Posted by shadows721 on December 3, 2003, at 11:06:56
In reply to Re: this is SO depressing - Lexapro, posted by Annette2 on December 3, 2003, at 1:58:18
I agree that Lexapro has some powerful chemical properties that just kill patients in the sexual arena. I know this is true for me. I like you have serious reservations about medications. I didn't want to give up my perfect weight and my sex drive, but I got so damn depressed that I gave into taking a medication. I felt that it was more important for me to be able to function that fit in my size 4 jeans and have my urge for sex. It really is a sacrifice. Isn't it.

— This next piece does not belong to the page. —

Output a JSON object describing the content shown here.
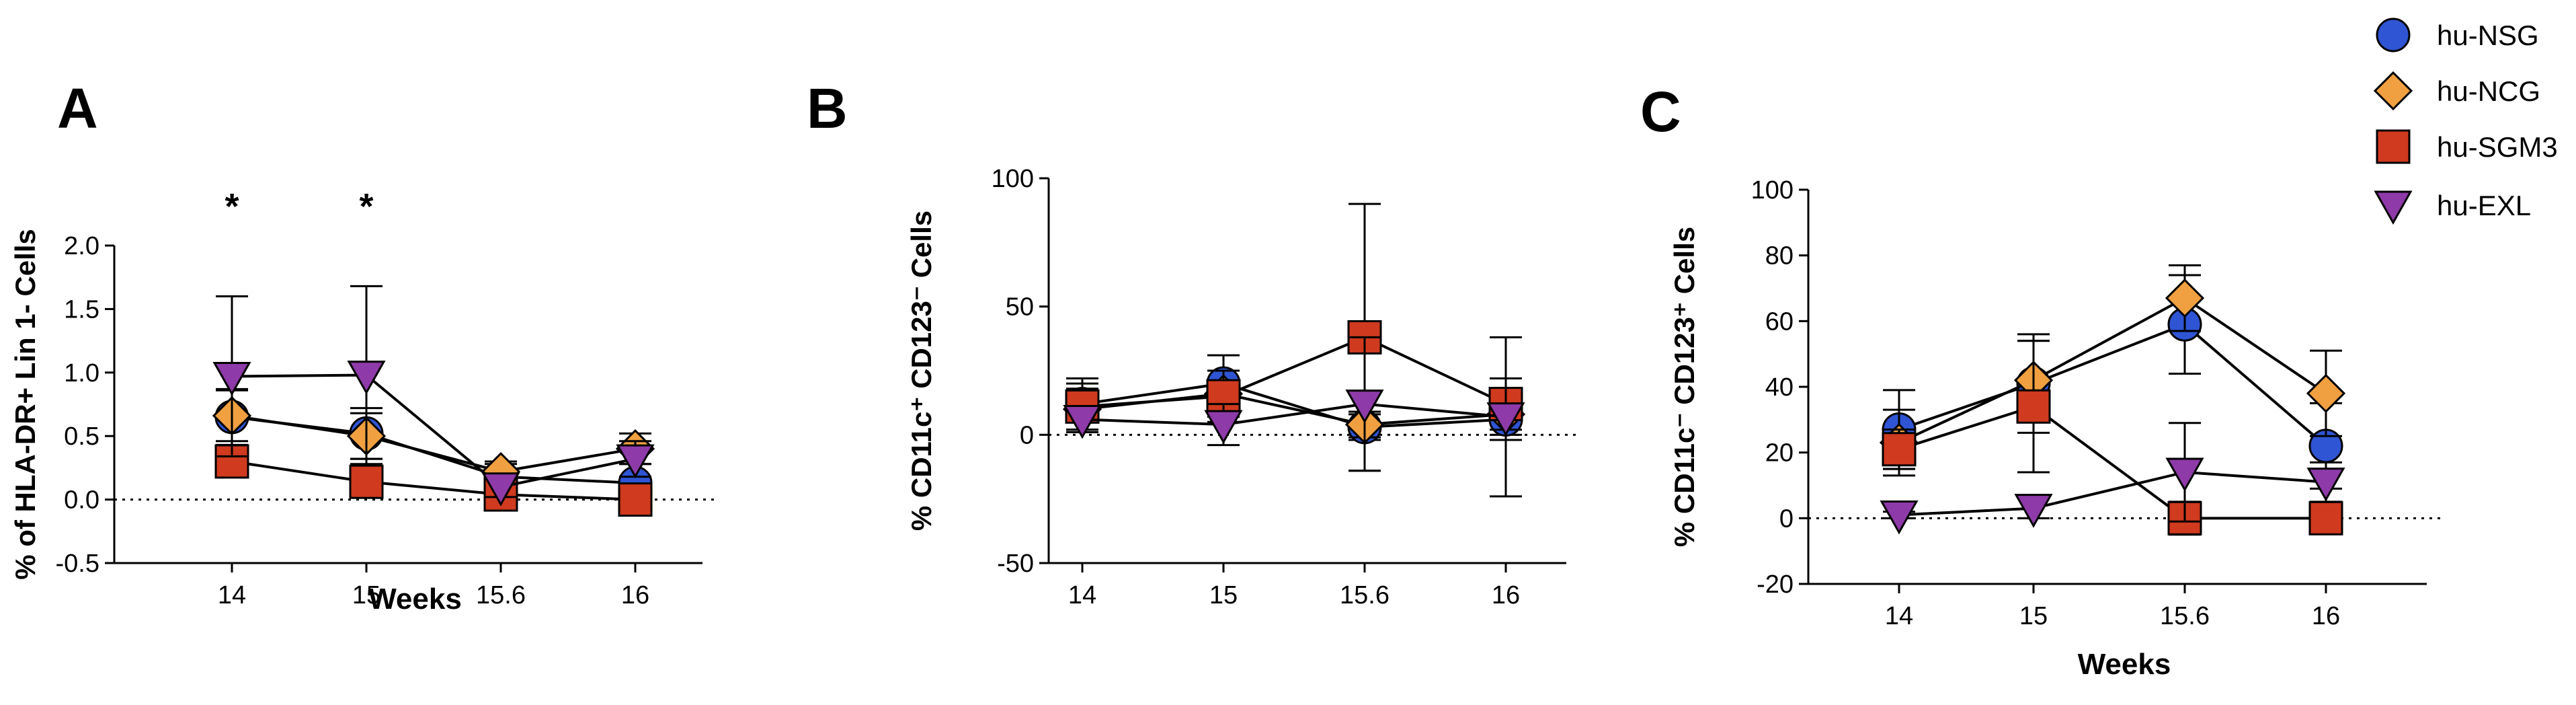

I tried wellbutrin with the lexapro, but I have had difficulties with it. It did make me more anxious. My hands shook and I questioned that I had a seizure in the middle of the night with it. Finally, I had the itching all over. I have researched meds almost continuously to find one without the weight gain and sexual s/e. There's really not much out there for someone with anxiousness and depression. Serzone is one, but I had a violent throwing up spell with that one. Some countries like Canada want to stop it's production due to the risk of liver failure. Remeron helps in the sexual s/e, but major weight gain is notorious. Remeron makes people crave carbs, so I have read. I am sure there are people who have not had this. I hope. Wellbutrin is VERY stimulating to the central nervous system. I could hardly write on that drug. So, I have bowed down and take Lexapro. It is calming and does help depression. That is my experience with it. It worked fast too. I read in the PDR that it does increase appetite. That may be why some gain weight or it might be the slowing down of the resting metabolism. Not sure on that one. I plan on really watching the menu and drink plenty of water to help any cravings. I have read that some have had no proplem with weight gain. Some have said they got their sexual abilities back in one month time frame. I haven't.:<
I guess it really depends on how debilitating your symptoms are in regard to accepting treatment. So, you have to ask yourself, "How functioning am I?" How much is my depression affecting my relationships, work, and etc?" For me, I was feeling like I couldn't work or be around people. It's been a year, since I have worked. That's very severe.